The fact that two of the best players and teams in the world are going head-to-head isn’t lost upon Muskie girls’ head coach Sarah Noonan, who hopes to utilize the footage from the upcoming set of matches to help explain aspects of the game to her team—and also get them excited about the sport.
“Typically not a lot of girls in high school sit down to watch soccer on TV, so a match-up such as this is good to help expose them to that,” she explained.
“During some of the upcoming bus rides during our season, I’m hoping to play some of these matches on a DVD and to have the girls watch a little bit of them to help them get engaged in the sport,” she added.
“Just by watching the game, you can learn a lot,” Noonan reasoned. “And you tend to get pumped up and excited by watching the top teams play, and you end up going, ‘Oh my gosh, look at what these players can do.’”
So why should the general sports fan care about the upcoming “El Clasico” matches, especially if they find soccer to be extremely boring? According to Jack, the stereotypes that many fans of other sports throw towards the “beautiful game” will be blown out the window just by watching the two Spanish squads play.
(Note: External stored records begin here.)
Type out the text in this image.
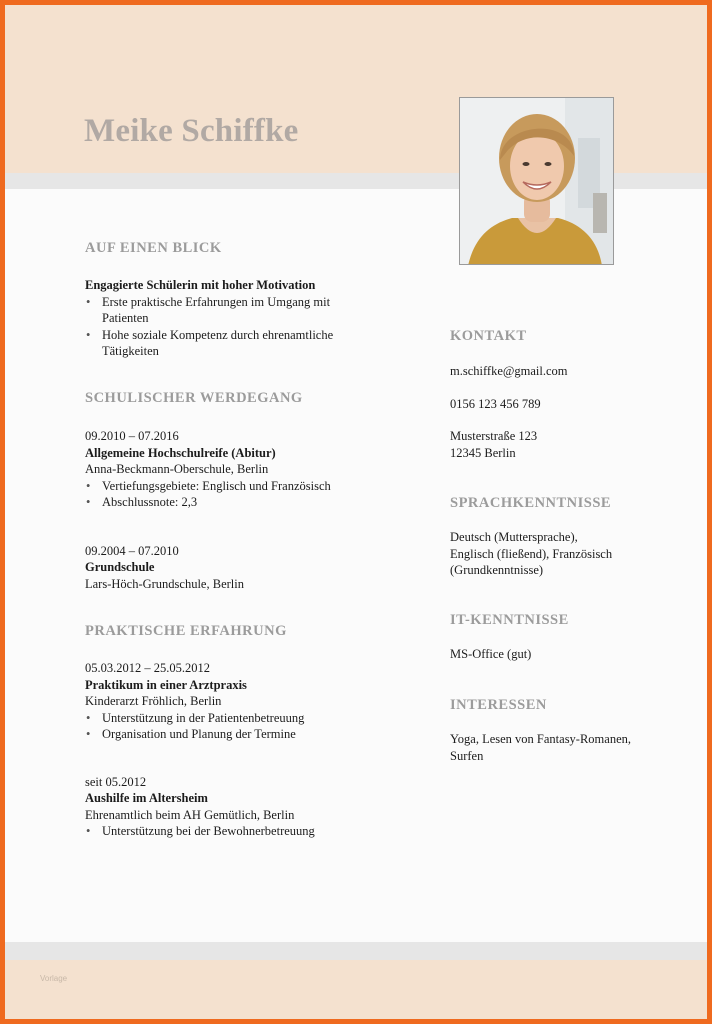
Meike Schiffke
AUF EINEN BLICK
Engagierte Schülerin mit hoher Motivation
• Erste praktische Erfahrungen im Umgang mit Patienten
• Hohe soziale Kompetenz durch ehrenamtliche Tätigkeiten
SCHULISCHER WERDEGANG
09.2010 – 07.2016
Allgemeine Hochschulreife (Abitur)
Anna-Beckmann-Oberschule, Berlin
• Vertiefungsgebiete: Englisch und Französisch
• Abschlussnote: 2,3
09.2004 – 07.2010
Grundschule
Lars-Höch-Grundschule, Berlin
PRAKTISCHE ERFAHRUNG
05.03.2012 – 25.05.2012
Praktikum in einer Arztpraxis
Kinderarzt Fröhlich, Berlin
• Unterstützung in der Patientenbetreuung
• Organisation und Planung der Termine
seit 05.2012
Aushilfe im Altersheim
Ehrenamtlich beim AH Gemütlich, Berlin
• Unterstützung bei der Bewohnerbetreuung
KONTAKT
m.schiffke@gmail.com
0156 123 456 789
Musterstraße 123
12345 Berlin
SPRACHKENNTNISSE
Deutsch (Muttersprache),
Englisch (fließend), Französisch
(Grundkenntnisse)
IT-KENNTNISSE
MS-Office (gut)
INTERESSEN
Yoga, Lesen von Fantasy-Romanen,
Surfen
Vorlage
“People who don’t follow the game as much sometimes point to the fact that it’s quite slow, not very entertaining, and that there isn’t a lot of scoring,” conceded Jack, who will be spending the first half of tonight’s “Footy Show” discussing “El Clasico.”
“When you watch a team like Barcelona, I don’t think it’s possible for any sports fan to be bored by them because they’re a team that controls the ball with a lot of passing and movement, and they’ll be going head-to-head with one of the greatest clubs of all time in Real Madrid,” he enthused.
“You’re going to see entertaining football, you’re going to see goals, and you’re going to see a number of world-class greats in Messi, Ronaldo, David Villa, and Xavi in these games, so I don’t think anybody will be disappointed in watching these two play.”
Which leads to the important question, who is going to win the Champions League semi-final and advance to next month’s final at Wembley Stadium in London, where the winner of the other semi-final match between English giants Manchester United and Germany’s cinderella side Schalke await?
If you ask both Muskie coaches, they feel quite strongly that Barcelona is the favourite to go through. Jack, however, believes Real Madrid may pull off the upset.
“At the moment, I still think Barcelona looks like the stronger side, but I have a sneaking feeling that Real Madrid is going to win in the semis,” he remarked.
“I think it really helps to be playing Barcelona so many times in this stretch because if you only play a team like that once in a while, you may might not have a chance of winning,” Jack said.
“But when you see them as often as they are at the moment, you have a much stronger chance of pulling off the upset,” he reasoned.